Along with consulting companies, accounting firms and banks, as well as healthcare groups which are profiting from utilizing historic data to predict future developments, are all seeking to hire business analytics managers, says Murat at Schulich.

“Deloittes, KPMGs, Pricewaterhouse[Coopers] – all of those companies are hiring,” he says. “There’s a big need.”

Financial services groups in particular are able to bank analytical talent by creating their own risk assessment factors, something that has become more important since the financial crisis.

“There is great demand for analytical skills in marketing, finance, supply chain and information management,” says Jennifer Whitten, director of career services at the W. P Carey School of Business in the US. “Almost every industry is involved in trying to understand data across organizations,” she adds.

The strength of the jobs market is much the same in Australia, according to Jennifer George, director of the Master of Business Analytics at Melbourne Business School.

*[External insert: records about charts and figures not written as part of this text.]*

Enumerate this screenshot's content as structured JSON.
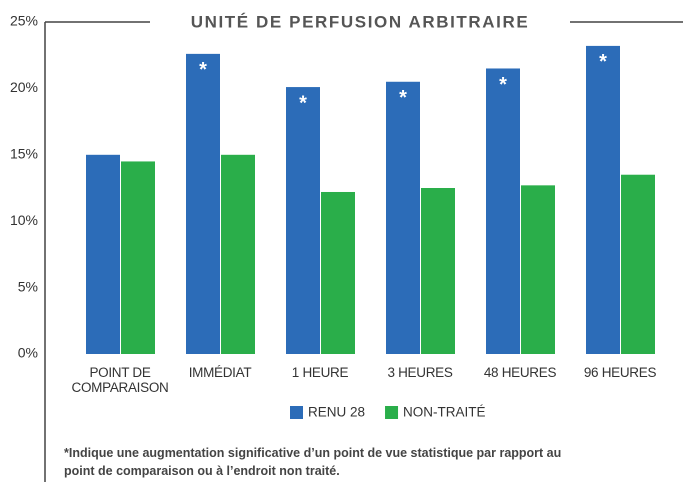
{
  "chart_data": {
    "type": "bar",
    "title": "UNITÉ DE PERFUSION ARBITRAIRE",
    "categories": [
      "POINT DE COMPARAISON",
      "IMMÉDIAT",
      "1 HEURE",
      "3 HEURES",
      "48 HEURES",
      "96 HEURES"
    ],
    "series": [
      {
        "name": "RENU 28",
        "color": "#2c6cb8",
        "values": [
          15,
          22.6,
          20.1,
          20.5,
          21.5,
          23.2
        ]
      },
      {
        "name": "NON-TRAITÉ",
        "color": "#2aae4a",
        "values": [
          14.5,
          15,
          12.2,
          12.5,
          12.7,
          13.5
        ]
      }
    ],
    "significance_marker": "*",
    "significant": [
      false,
      true,
      true,
      true,
      true,
      true
    ],
    "ylim": [
      0,
      25
    ],
    "yticks": [
      {
        "value": 0,
        "label": "0%"
      },
      {
        "value": 5,
        "label": "5%"
      },
      {
        "value": 10,
        "label": "10%"
      },
      {
        "value": 15,
        "label": "15%"
      },
      {
        "value": 20,
        "label": "20%"
      },
      {
        "value": 25,
        "label": "25%"
      }
    ],
    "grid": false,
    "footnote": [
      "*Indique une augmentation significative d’un point de vue statistique par rapport au",
      "point de comparaison ou à l’endroit non traité."
    ]
  }
}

“There are distinct and specialised jobs available in analytics,” she says. But these are difficult to fill because of the lack of graduates who are skilled in analytics, she adds. “In the longer term we expect to see all business school graduates being expected to be familiar with analytics.”

Other significant business schools have set-up data master’s programs. NYU: Stern, based in New York, has invested in an MS in Business Analytics course which launched in May 2013. Roy Lee, assistant dean of global degree programs, says it has filled both cohorts of 60 with ease. “We closed out the admissions cycle a month and half early, with a waiting list for the following year,” he adds.

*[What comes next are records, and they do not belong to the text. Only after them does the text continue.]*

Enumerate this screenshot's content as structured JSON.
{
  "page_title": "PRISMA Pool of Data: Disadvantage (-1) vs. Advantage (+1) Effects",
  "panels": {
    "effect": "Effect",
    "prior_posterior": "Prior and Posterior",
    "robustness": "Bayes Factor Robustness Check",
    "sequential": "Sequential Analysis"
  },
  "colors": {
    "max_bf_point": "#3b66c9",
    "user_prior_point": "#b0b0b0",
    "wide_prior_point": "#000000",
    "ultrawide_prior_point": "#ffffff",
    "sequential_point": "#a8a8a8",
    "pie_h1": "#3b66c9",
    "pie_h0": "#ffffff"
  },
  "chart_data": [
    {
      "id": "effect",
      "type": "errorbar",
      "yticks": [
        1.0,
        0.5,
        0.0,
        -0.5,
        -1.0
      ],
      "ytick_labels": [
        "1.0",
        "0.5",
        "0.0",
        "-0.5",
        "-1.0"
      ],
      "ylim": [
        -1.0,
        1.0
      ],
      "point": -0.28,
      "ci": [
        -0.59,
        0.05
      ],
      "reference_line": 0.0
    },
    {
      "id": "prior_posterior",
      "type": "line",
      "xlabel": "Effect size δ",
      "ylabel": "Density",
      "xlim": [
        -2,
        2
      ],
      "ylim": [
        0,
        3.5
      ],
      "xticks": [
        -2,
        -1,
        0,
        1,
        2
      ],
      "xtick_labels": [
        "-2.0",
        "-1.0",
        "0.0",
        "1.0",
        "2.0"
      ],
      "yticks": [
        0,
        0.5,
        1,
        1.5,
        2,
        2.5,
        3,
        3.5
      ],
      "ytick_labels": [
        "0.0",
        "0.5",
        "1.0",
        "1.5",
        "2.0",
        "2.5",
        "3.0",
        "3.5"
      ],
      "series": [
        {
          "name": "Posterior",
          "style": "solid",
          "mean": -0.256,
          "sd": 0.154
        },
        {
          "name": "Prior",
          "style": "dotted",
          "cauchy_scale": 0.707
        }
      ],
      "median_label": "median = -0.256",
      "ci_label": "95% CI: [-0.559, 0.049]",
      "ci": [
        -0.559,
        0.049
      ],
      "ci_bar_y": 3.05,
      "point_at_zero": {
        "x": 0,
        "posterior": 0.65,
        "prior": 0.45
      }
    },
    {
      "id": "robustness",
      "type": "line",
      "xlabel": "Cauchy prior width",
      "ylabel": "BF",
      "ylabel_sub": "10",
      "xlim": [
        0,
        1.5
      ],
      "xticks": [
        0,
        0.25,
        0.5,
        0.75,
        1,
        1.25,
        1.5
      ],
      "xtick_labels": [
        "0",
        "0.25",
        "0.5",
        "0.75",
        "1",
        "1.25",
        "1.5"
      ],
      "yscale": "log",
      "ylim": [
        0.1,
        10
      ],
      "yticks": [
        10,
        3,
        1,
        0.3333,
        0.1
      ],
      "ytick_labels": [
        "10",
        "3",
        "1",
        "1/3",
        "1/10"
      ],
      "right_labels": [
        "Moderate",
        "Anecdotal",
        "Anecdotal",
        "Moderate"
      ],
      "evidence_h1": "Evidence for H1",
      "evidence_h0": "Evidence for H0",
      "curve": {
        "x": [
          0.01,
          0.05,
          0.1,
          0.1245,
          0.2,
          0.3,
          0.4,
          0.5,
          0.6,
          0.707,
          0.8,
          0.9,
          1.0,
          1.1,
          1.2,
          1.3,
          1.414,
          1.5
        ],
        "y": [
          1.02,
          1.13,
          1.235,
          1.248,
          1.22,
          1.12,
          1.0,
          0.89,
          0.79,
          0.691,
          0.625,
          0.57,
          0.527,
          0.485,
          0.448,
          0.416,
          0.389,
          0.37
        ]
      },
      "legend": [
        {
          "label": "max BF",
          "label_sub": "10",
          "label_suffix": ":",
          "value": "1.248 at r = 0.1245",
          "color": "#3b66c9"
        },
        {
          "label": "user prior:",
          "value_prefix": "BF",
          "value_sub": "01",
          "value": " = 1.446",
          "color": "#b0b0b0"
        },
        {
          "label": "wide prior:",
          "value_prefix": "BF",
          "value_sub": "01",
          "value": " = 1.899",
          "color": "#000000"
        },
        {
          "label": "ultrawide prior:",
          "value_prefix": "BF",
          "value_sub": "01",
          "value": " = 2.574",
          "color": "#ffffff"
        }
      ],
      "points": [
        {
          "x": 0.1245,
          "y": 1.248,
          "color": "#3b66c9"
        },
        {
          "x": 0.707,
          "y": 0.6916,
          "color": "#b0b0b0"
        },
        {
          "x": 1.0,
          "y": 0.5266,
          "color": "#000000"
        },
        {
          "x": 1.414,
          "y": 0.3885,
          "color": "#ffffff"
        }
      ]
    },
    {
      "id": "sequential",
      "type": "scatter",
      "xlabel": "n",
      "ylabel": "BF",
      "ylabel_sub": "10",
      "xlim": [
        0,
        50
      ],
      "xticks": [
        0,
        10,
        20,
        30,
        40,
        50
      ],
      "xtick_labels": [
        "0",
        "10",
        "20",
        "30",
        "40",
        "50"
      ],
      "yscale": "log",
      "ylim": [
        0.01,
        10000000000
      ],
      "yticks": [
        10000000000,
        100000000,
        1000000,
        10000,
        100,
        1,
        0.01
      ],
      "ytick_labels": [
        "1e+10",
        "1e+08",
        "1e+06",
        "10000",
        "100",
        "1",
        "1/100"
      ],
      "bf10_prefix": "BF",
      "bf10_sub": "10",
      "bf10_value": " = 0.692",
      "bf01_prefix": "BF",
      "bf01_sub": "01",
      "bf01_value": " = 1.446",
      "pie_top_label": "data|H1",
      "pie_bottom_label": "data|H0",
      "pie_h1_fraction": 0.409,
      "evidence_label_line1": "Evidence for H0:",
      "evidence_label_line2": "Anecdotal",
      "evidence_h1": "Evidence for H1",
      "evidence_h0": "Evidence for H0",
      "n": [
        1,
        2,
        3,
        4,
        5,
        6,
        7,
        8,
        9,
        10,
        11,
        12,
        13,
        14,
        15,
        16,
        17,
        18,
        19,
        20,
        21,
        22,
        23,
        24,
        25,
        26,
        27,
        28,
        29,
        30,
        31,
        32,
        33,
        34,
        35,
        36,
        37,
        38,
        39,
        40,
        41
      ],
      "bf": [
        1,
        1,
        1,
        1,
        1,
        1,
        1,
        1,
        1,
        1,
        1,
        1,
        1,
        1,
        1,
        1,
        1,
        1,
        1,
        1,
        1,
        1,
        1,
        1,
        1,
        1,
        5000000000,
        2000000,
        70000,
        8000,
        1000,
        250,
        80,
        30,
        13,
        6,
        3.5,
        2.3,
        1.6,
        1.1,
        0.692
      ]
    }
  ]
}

The course, which is part-time and costs $67,500, has drawn a more experienced cohort than full-time MBA classes. In year one, the average amount of work experience was 11 years, with students coming from careers at large companies including American Express, Bloomberg, Google, IBM and Microsoft.

“We are teaching the managers [and] executives who need to understand the language of analytics and how to leverage data to make strategic decisions,” says Roy.

The Massachusetts Institute of Technology also has a program in the pipeline, while professors at its Sloan School of Management are reported to be launching a master’s in analytics that will enrol 50 students. The school did not respond to a request for comment.

While NYU: Stern’s program attracts executives, many others are catering for students with little academic or work experience.

“Our analytics master’s program has a mix of students including at least half who have no work experience,” says Jennifer at Melbourne.

At W. P Carey's MS in Business Analytics program, about 40% of students are business majors, says Jana Stern, associate director of admissions.

Enrolment has increased, she says, and the school plans to expand the cohort further, such is the high demand for analytics training.

But some professors suggest the meteoric rise in interest in analytics may threaten generalist MBA programs, as companies have started to focus on specific skills when recruiting in light of the financial crisis.

“At least in short term, MBAs are actually being replaced by more technical and professional skill degrees,” says Wullianallur R Raghupathi, director of the MSc in Business Analytics at Fordham Graduate School of Business.

Most analytics master’s courses, however, are distinctly separate from MBA programs. Most program directors believe they don’t offer the same level of managerial or leadership development.

“These MS degrees… Provide a complementary skill set, but not the managerial training [of an MBA],” says Michael at McCombs.

Moreover, most of the master’s in analytics programs are offered by low-ranking schools. “The demand will increase but getting it right is still difficult,” says Murat from Schulich.

Ambitious growth lies ahead, however, with an increase in provision of analytical training being seen across many business schools’ portfolios.

For Paul at Deloitte Digital, it cannot come soon enough. Wrapping up a lunchtime chat from the firm’s new office, he says he has been searching for the right hires from industry, agencies, other consultancies and universities: “We are looking in areas where traditionally we may not have looked.”

But he adds: “We’ve had to look at a number of things to make sure we can attract, retain and deploy that talent.”